Grant scheme launched to encourage people with ‘neurodiverse’ conditions to develop cybersecurity skills

A nationwide £150,000 grant scheme has been launched to encourage people with neurodiverse conditions such as autism to develop skills in cybersecurity.

National skills agency Skills Development Scotland has provided grants to Edinburgh Napier University, Inverness College UHI, West Lothian College and Perth Autism Support to start new education programmes for people with such conditions.

The MASCOTS project, which follows a successful pilot programme, will see Edinburgh Napier’s School of Computing support neurodiverse learners as part of a drive to combat the global surge in cybersecurity threats.

Neurodivergence, where the brain functions, learns and processes information in different ways, includes Autism, Dyslexia, Dyspraxia, Dyscalculia, Dysgraphia and Attention Deficit Hyperactivity Disorder (ADHD).

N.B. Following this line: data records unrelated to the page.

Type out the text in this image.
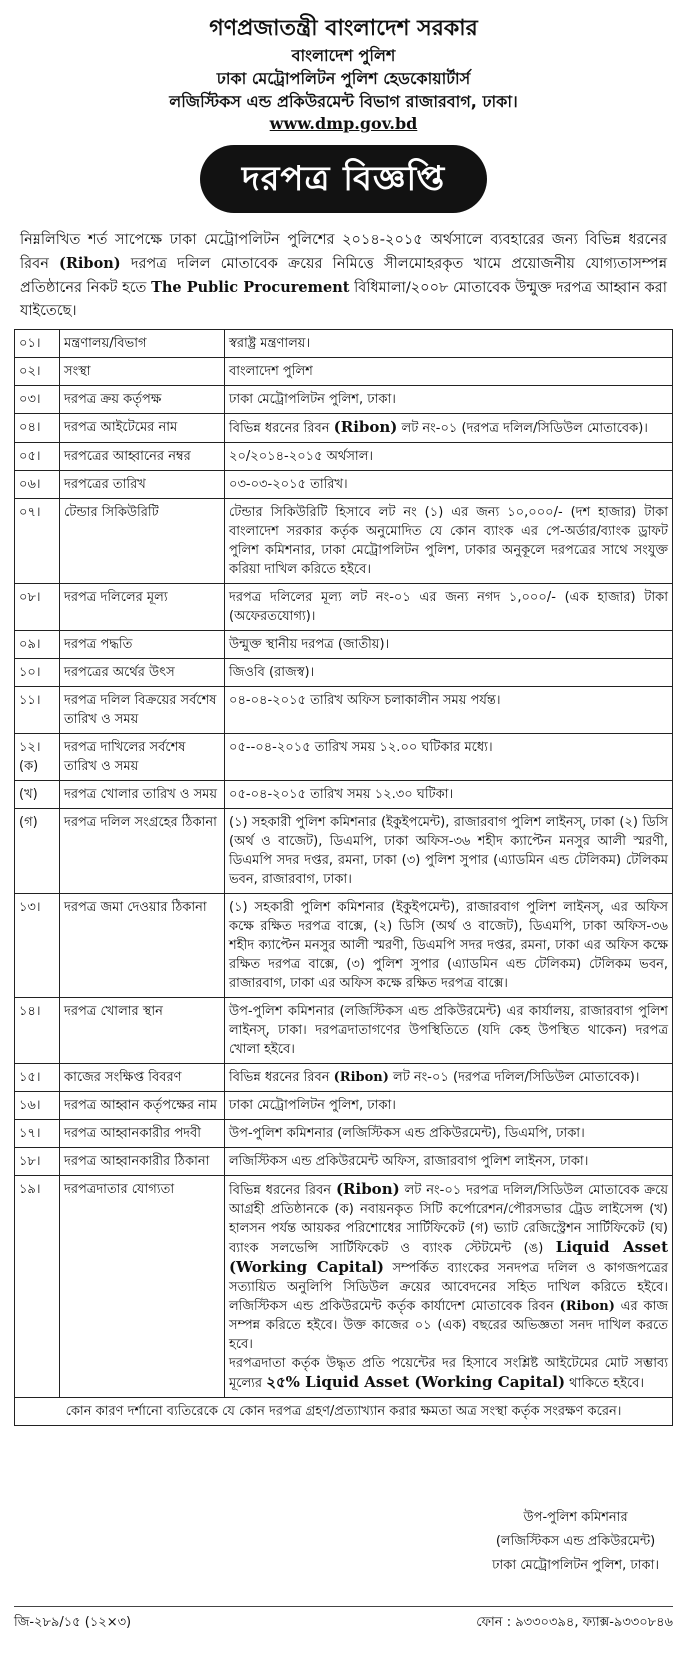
গণপ্রজাতন্ত্রী বাংলাদেশ সরকার
বাংলাদেশ পুলিশ
ঢাকা মেট্রোপলিটন পুলিশ হেডকোয়ার্টার্স
লজিস্টিকস এন্ড প্রকিউরমেন্ট বিভাগ রাজারবাগ, ঢাকা।
www.dmp.gov.bd
দরপত্র বিজ্ঞপ্তি
নিম্নলিখিত শর্ত সাপেক্ষে ঢাকা মেট্রোপলিটন পুলিশের ২০১৪-২০১৫ অর্থসালে ব্যবহারের জন্য বিভিন্ন ধরনের রিবন (Ribon) দরপত্র দলিল মোতাবেক ক্রয়ের নিমিত্তে সীলমোহরকৃত খামে প্রয়োজনীয় যোগ্যতাসম্পন্ন প্রতিষ্ঠানের নিকট হতে The Public Procurement বিধিমালা/২০০৮ মোতাবেক উন্মুক্ত দরপত্র আহ্বান করা যাইতেছে।
০১।	মন্ত্রণালয়/বিভাগ	স্বরাষ্ট্র মন্ত্রণালয়।
০২।	সংস্থা	বাংলাদেশ পুলিশ
০৩।	দরপত্র ক্রয় কর্তৃপক্ষ	ঢাকা মেট্রোপলিটন পুলিশ, ঢাকা।
০৪।	দরপত্র আইটেমের নাম	বিভিন্ন ধরনের রিবন (Ribon) লট নং-০১ (দরপত্র দলিল/সিডিউল মোতাবেক)।
০৫।	দরপত্রের আহ্বানের নম্বর	২০/২০১৪-২০১৫ অর্থসাল।
০৬।	দরপত্রের তারিখ	০৩-০৩-২০১৫ তারিখ।
০৭।	টেন্ডার সিকিউরিটি	টেন্ডার সিকিউরিটি হিসাবে লট নং (১) এর জন্য ১০,০০০/- (দশ হাজার) টাকা বাংলাদেশ সরকার কর্তৃক অনুমোদিত যে কোন ব্যাংক এর পে-অর্ডার/ব্যাংক ড্রাফট পুলিশ কমিশনার, ঢাকা মেট্রোপলিটন পুলিশ, ঢাকার অনুকূলে দরপত্রের সাথে সংযুক্ত করিয়া দাখিল করিতে হইবে।
০৮।	দরপত্র দলিলের মূল্য	দরপত্র দলিলের মূল্য লট নং-০১ এর জন্য নগদ ১,০০০/- (এক হাজার) টাকা (অফেরতযোগ্য)।
০৯।	দরপত্র পদ্ধতি	উন্মুক্ত স্থানীয় দরপত্র (জাতীয়)।
১০।	দরপত্রের অর্থের উৎস	জিওবি (রাজস্ব)।
১১।	দরপত্র দলিল বিক্রয়ের সর্বশেষ তারিখ ও সময়	০৪-০৪-২০১৫ তারিখ অফিস চলাকালীন সময় পর্যন্ত।
১২। (ক)	দরপত্র দাখিলের সর্বশেষ তারিখ ও সময়	০৫--০৪-২০১৫ তারিখ সময় ১২.০০ ঘটিকার মধ্যে।
(খ)	দরপত্র খোলার তারিখ ও সময়	০৫-০৪-২০১৫ তারিখ সময় ১২.৩০ ঘটিকা।
(গ)	দরপত্র দলিল সংগ্রহের ঠিকানা	(১) সহকারী পুলিশ কমিশনার (ইকুইপমেন্ট), রাজারবাগ পুলিশ লাইনস্, ঢাকা (২) ডিসি (অর্থ ও বাজেট), ডিএমপি, ঢাকা অফিস-৩৬ শহীদ ক্যাপ্টেন মনসুর আলী স্মরণী, ডিএমপি সদর দপ্তর, রমনা, ঢাকা (৩) পুলিশ সুপার (এ্যাডমিন এন্ড টেলিকম) টেলিকম ভবন, রাজারবাগ, ঢাকা।
১৩।	দরপত্র জমা দেওয়ার ঠিকানা	(১) সহকারী পুলিশ কমিশনার (ইকুইপমেন্ট), রাজারবাগ পুলিশ লাইনস্, এর অফিস কক্ষে রক্ষিত দরপত্র বাক্সে, (২) ডিসি (অর্থ ও বাজেট), ডিএমপি, ঢাকা অফিস-৩৬ শহীদ ক্যাপ্টেন মনসুর আলী স্মরণী, ডিএমপি সদর দপ্তর, রমনা, ঢাকা এর অফিস কক্ষে রক্ষিত দরপত্র বাক্সে, (৩) পুলিশ সুপার (এ্যাডমিন এন্ড টেলিকম) টেলিকম ভবন, রাজারবাগ, ঢাকা এর অফিস কক্ষে রক্ষিত দরপত্র বাক্সে।
১৪।	দরপত্র খোলার স্থান	উপ-পুলিশ কমিশনার (লজিস্টিকস এন্ড প্রকিউরমেন্ট) এর কার্যালয়, রাজারবাগ পুলিশ লাইনস্, ঢাকা। দরপত্রদাতাগণের উপস্থিতিতে (যদি কেহ উপস্থিত থাকেন) দরপত্র খোলা হইবে।
১৫।	কাজের সংক্ষিপ্ত বিবরণ	বিভিন্ন ধরনের রিবন (Ribon) লট নং-০১ (দরপত্র দলিল/সিডিউল মোতাবেক)।
১৬।	দরপত্র আহ্বান কর্তৃপক্ষের নাম	ঢাকা মেট্রোপলিটন পুলিশ, ঢাকা।
১৭।	দরপত্র আহ্বানকারীর পদবী	উপ-পুলিশ কমিশনার (লজিস্টিকস এন্ড প্রকিউরমেন্ট), ডিএমপি, ঢাকা।
১৮।	দরপত্র আহ্বানকারীর ঠিকানা	লজিস্টিকস এন্ড প্রকিউরমেন্ট অফিস, রাজারবাগ পুলিশ লাইনস, ঢাকা।
১৯।	দরপত্রদাতার যোগ্যতা	বিভিন্ন ধরনের রিবন (Ribon) লট নং-০১ দরপত্র দলিল/সিডিউল মোতাবেক ক্রয়ে আগ্রহী প্রতিষ্ঠানকে (ক) নবায়নকৃত সিটি কর্পোরেশন/পৌরসভার ট্রেড লাইসেন্স (খ) হালসন পর্যন্ত আয়কর পরিশোধের সার্টিফিকেট (গ) ভ্যাট রেজিস্ট্রেশন সার্টিফিকেট (ঘ) ব্যাংক সলভেন্সি সার্টিফিকেট ও ব্যাংক স্টেটমেন্ট (ঙ) Liquid Asset (Working Capital) সম্পর্কিত ব্যাংকের সনদপত্র দলিল ও কাগজপত্রের সত্যায়িত অনুলিপি সিডিউল ক্রয়ের আবেদনের সহিত দাখিল করিতে হইবে। লজিস্টিকস এন্ড প্রকিউরমেন্ট কর্তৃক কার্যাদেশ মোতাবেক রিবন (Ribon) এর কাজ সম্পন্ন করিতে হইবে। উক্ত কাজের ০১ (এক) বছরের অভিজ্ঞতা সনদ দাখিল করতে হবে।
দরপত্রদাতা কর্তৃক উদ্ধৃত প্রতি পয়েন্টের দর হিসাবে সংশ্লিষ্ট আইটেমের মোট সম্ভাব্য মূল্যের ২৫% Liquid Asset (Working Capital) থাকিতে হইবে।

কোন কারণ দর্শানো ব্যতিরেকে যে কোন দরপত্র গ্রহণ/প্রত্যাখ্যান করার ক্ষমতা অত্র সংস্থা কর্তৃক সংরক্ষণ করেন।		
উপ-পুলিশ কমিশনার
(লজিস্টিকস এন্ড প্রকিউরমেন্ট)
ঢাকা মেট্রোপলিটন পুলিশ, ঢাকা।
জি-২৮৯/১৫ (১২×৩)	ফোন : ৯৩৩০৩৯৪, ফ্যাক্স-৯৩৩০৮৪৬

By offering supportive learning environments and industry mentorship, the University programme aims to nurture talent and equip neurodiverse learners with the skills to help satisfy the mounting demand for people who can identify and thwart the next generation of cyber criminals.

MASCOTS, which stands for Mentoring; Articulation; Supporting; Careers; Opportunities; Taster; and Sustainment, will provide real industry skills for 16 people recruited to the course through the Into Work charity.

The eight-day programme over four weeks in November and December will combine online and classroom teaching, followed by a careers event in January which will introduce the learners to employers.

The core Edinburgh Napier team are Professor Bill Buchanan, from the School of Computing, Basil Manoussos (The Cyber Academy Manager) and Matt Burdge (Business Development Manager).

Professor Buchanan said: “A more diverse and inclusive world allows every single person to achieve their full potential. We are all different and all wonderful in our own ways. Being different is good, and brings forth new ideas and new viewpoints. We spend too much of our lives trying to be normal, but there’s really no such thing as normality.”

Basil Manoussos added: “A core part of the work is the creation of a mentorship scheme. We aim to provide one-to-one support, and focus those with neurodiverse conditions on understanding how they can match themselves to the jobs market, and on developing their career, and we are keen for those in industry to come and help support our candidates.”

Matt highlighted the need for a strong industry network. He said: “Edinburgh Napier is a leader in cybersecurity education with NCSC (National Cybersecurity Centre) certification for both its undergraduate and postgraduate programmes, and is developing a network throughout Scotland and beyond to ensure all learners have a suitable pathway to education and future careers in the industry.”

Claire Gillespie, Digital Technologies Skills Manager at Skills Development Scotland, concluded: “With more than 13,000 job opportunities waiting to be filled in the tech sector, we need to look at as many different ways as possible to plug that skills gap. By ensuring neurodivergent people are given all the support they can get in education, which this funding aims to achieve, we will be able to help them as individuals while also building cybersecurity capacity in the tech talent pipeline.”